The Percussion Section
     When sightreading assign parts to the percussionists in advance, giving timpani to a certain student, mallet parts to another, snare to another, and so on. During re­hearsals the percussion section should rotate parts so each student develops skill on all the instruments, but when practicing sight-reading for a festival, assign each player to the instrument he plays the best.
     Two or three students can be re­cruited from the band as librarians and help to distribute the music to read, collect, and refile once the rehearsal is complete, thus reducing the workload for directors. Regular sightreading practice is also a way for directors to expand their knowledge of literature because many fine pieces of music lay unused and unknown in school band libraries across the country.
Suggestions From Students
     After each sightreading practice session, you should discuss the results with students, asking for their thoughts on which elements of reading went well and the ones that need improvement. Young musicians can be remarkably harsh in evaluating their own work and may need help to notice parts of the music that went well.

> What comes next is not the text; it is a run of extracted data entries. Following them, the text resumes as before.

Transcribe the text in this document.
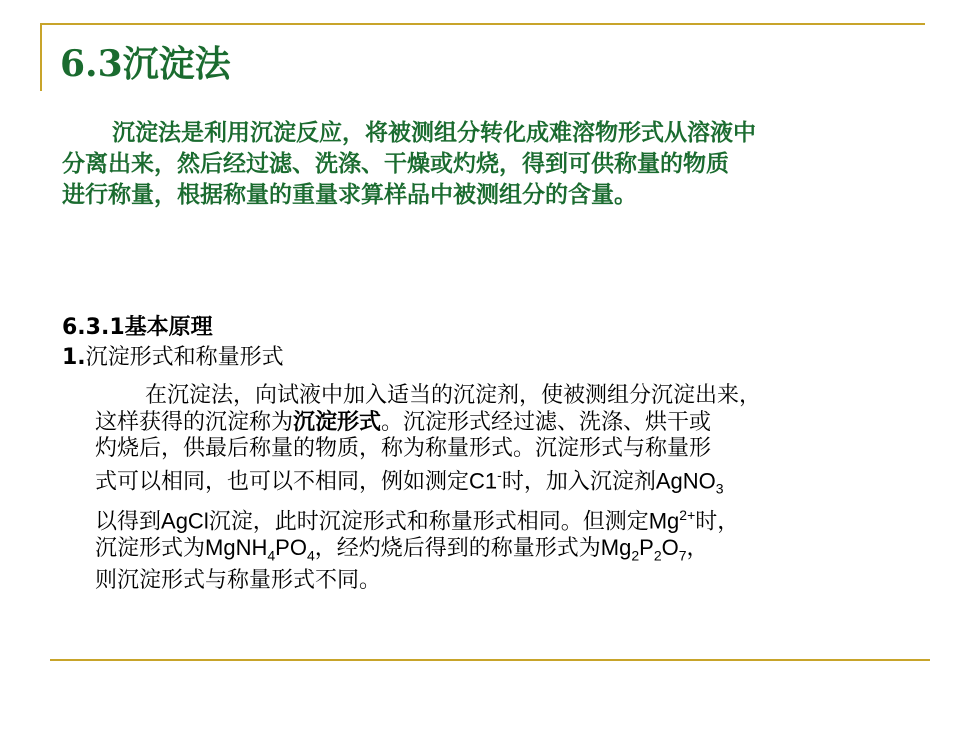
6.3沉淀法

沉淀法是利用沉淀反应，将被测组分转化成难溶物形式从溶液中

分离出来，然后经过滤、洗涤、干燥或灼烧，得到可供称量的物质

进行称量，根据称量的重量求算样品中被测组分的含量。

6.3.1基本原理
1.沉淀形式和称量形式
在沉淀法，向试液中加入适当的沉淀剂，使被测组分沉淀出来，
这样获得的沉淀称为沉淀形式。沉淀形式经过滤、洗涤、烘干或
灼烧后，供最后称量的物质，称为称量形式。沉淀形式与称量形
式可以相同，也可以不相同，例如测定C1-时，加入沉淀剂AgNO$_3$
以得到AgCl沉淀，此时沉淀形式和称量形式相同。但测定$Mg^{2+}$时，
沉淀形式为$MgNH_4PO_4$，经灼烧后得到的称量形式为$Mg_2P_2O_7$，
则沉淀形式与称量形式不同。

     The feedback from one session will help prepare for the next reading opportunity. For example, if a sightreading session shows that many students lack skill in playing scales fluently in several keys, then include a few minutes of practice for these keys during rehearsals. If sightreading with precise rhythms is a problem, then invest a few minutes of each rehearsal in clapping or playing rhythms or include drills that subdivide the beat.
     Directors can either prepare scores for sightreading in advance or simply sightread along with the students. Although both choices are valuable, remember that directors need to practice the skill of sightreading just as students do.

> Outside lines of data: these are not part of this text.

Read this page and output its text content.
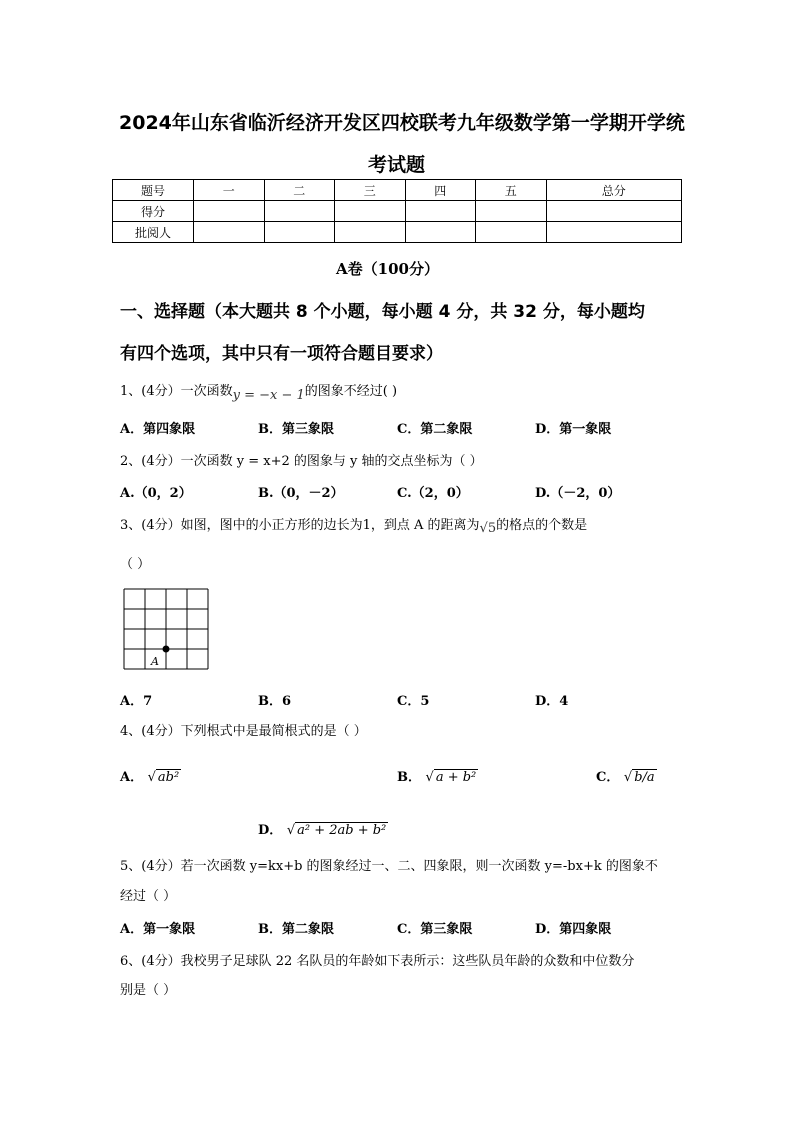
2024年山东省临沂经济开发区四校联考九年级数学第一学期开学统
考试题
题号	一	二	三	四	五	总分
得分						
批阅人						
A卷（100分）
一、选择题（本大题共 8 个小题，每小题 4 分，共 32 分，每小题均
有四个选项，其中只有一项符合题目要求）
1、(4分）一次函数y = −x − 1的图象不经过( )
A．第四象限	B．第三象限	C．第二象限	D．第一象限
2、(4分）一次函数 y = x+2 的图象与 y 轴的交点坐标为（ ）
A.（0，2）	B.（0，－2）	C.（2，0）	D.（－2，0）
3、(4分）如图，图中的小正方形的边长为1，到点 A 的距离为√5的格点的个数是
（ ）
A
A．7	B．6	C．5	D．4
4、(4分）下列根式中是最简根式的是（ ）
A． √ ab²	B． √ a + b²	C． √ b/a
D． √ a² + 2ab + b²
5、(4分）若一次函数 y=kx+b 的图象经过一、二、四象限，则一次函数 y=-bx+k 的图象不
经过（ ）
A．第一象限	B．第二象限	C．第三象限	D．第四象限
6、(4分）我校男子足球队 22 名队员的年龄如下表所示：这些队员年龄的众数和中位数分
别是（ ）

     Years ago a parent who chaperoned students to a festival expressed amazement at the process as I guided the group through a sightreading session. He was an executive in the corporate world yet re­marked that there were few moments in his professional life that required such a quick reaction as sightreading a score while being evaluated by judges.

Strive for More
Once an ensemble consistently keeps going, focuses on rhythm, and easily plays in a variety of keys, challenge them to sightread with an even higher level of proficiency. This can include playing with expression, maintaining a high level of dynamic contrast, and observing the stylistic markings in a score while sightreading.
     Many directors emphasize the skill of sightreading by having ensembles sightread as part of their concert performances. Rick Lorenzin, a band director in California, routinely sightreads with students at the end of concerts to help them prepare for upcoming festival performances. After one such the performance, many of the students remarked that sightreading for the festival was much easier than reading on stage as part of a concert for their family and friends.

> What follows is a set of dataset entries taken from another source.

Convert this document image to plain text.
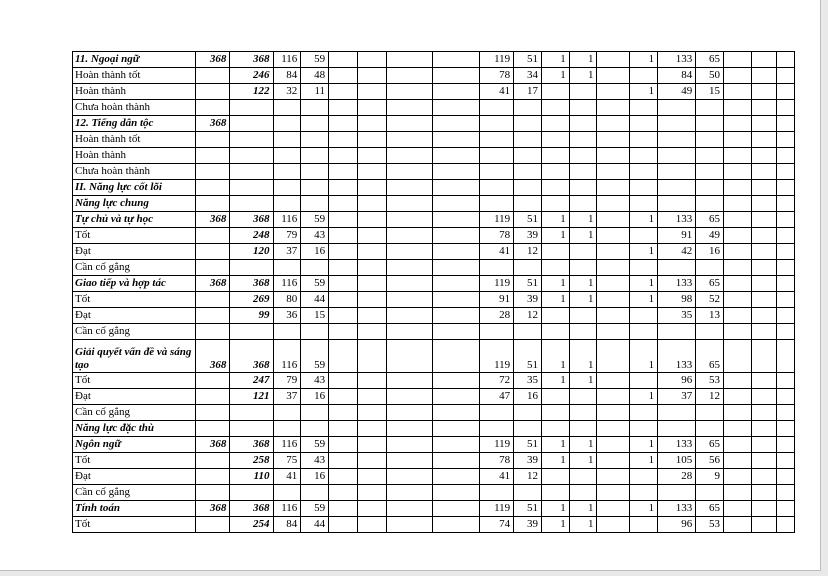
11. Ngoại ngữ	368	368	116	59					119	51	1	1		1	133	65			
Hoàn thành tốt		246	84	48					78	34	1	1			84	50			
Hoàn thành		122	32	11					41	17				1	49	15			
Chưa hoàn thành																			
12. Tiếng dân tộc	368																		
Hoàn thành tốt																			
Hoàn thành																			
Chưa hoàn thành																			
II. Năng lực cốt lõi																			
Năng lực chung																			
Tự chủ và tự học	368	368	116	59					119	51	1	1		1	133	65			
Tốt		248	79	43					78	39	1	1			91	49			
Đạt		120	37	16					41	12				1	42	16			
Cần cố gắng																			
Giao tiếp và hợp tác	368	368	116	59					119	51	1	1		1	133	65			
Tốt		269	80	44					91	39	1	1		1	98	52			
Đạt		99	36	15					28	12					35	13			
Cần cố gắng																			
Giải quyết vấn đề và sáng tạo	368	368	116	59					119	51	1	1		1	133	65			
Tốt		247	79	43					72	35	1	1			96	53			
Đạt		121	37	16					47	16				1	37	12			
Cần cố gắng																			
Năng lực đặc thù																			
Ngôn ngữ	368	368	116	59					119	51	1	1		1	133	65			
Tốt		258	75	43					78	39	1	1		1	105	56			
Đạt		110	41	16					41	12					28	9			
Cần cố gắng																			
Tính toán	368	368	116	59					119	51	1	1		1	133	65			
Tốt		254	84	44					74	39	1	1			96	53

     Josh Lamar, a band director at Cape Central High School in Cape Girar­deau, Missouri, explains in careful detail what students can expect for the sightreading portion of concert band festivals. He describes how the sightreading room will look, what the judge will say, and describes how the students should act. To make the explanation relevant, he places music in large envelopes on each student’s stand, which the band sightreads based on the contest’s rules.
     Years ago Bill Palen, my band director at Republic High School in Missouri, practiced sightreading in much the same way. He explained the festival’s rules to the ensemble and then had us sightread by following them. We became ac­customed to hearing the instructions, to working under the time frame dictated by the festival, and to reading a composition from beginning to end without stop. When I taught high school in Arizona, I prepared my bands in a similar way.
     Whichever path you select to help your ensemble improve its sightreading, students will learn new music quickly and have more time for higher-order skills, such as playing with improved intonation, phrasing, and interpretation. It is worth the extra effort because as students grow in skill, the overall level of the ensemble increases. Besides, a shiny award plaque may be in order for the band room for a job well done.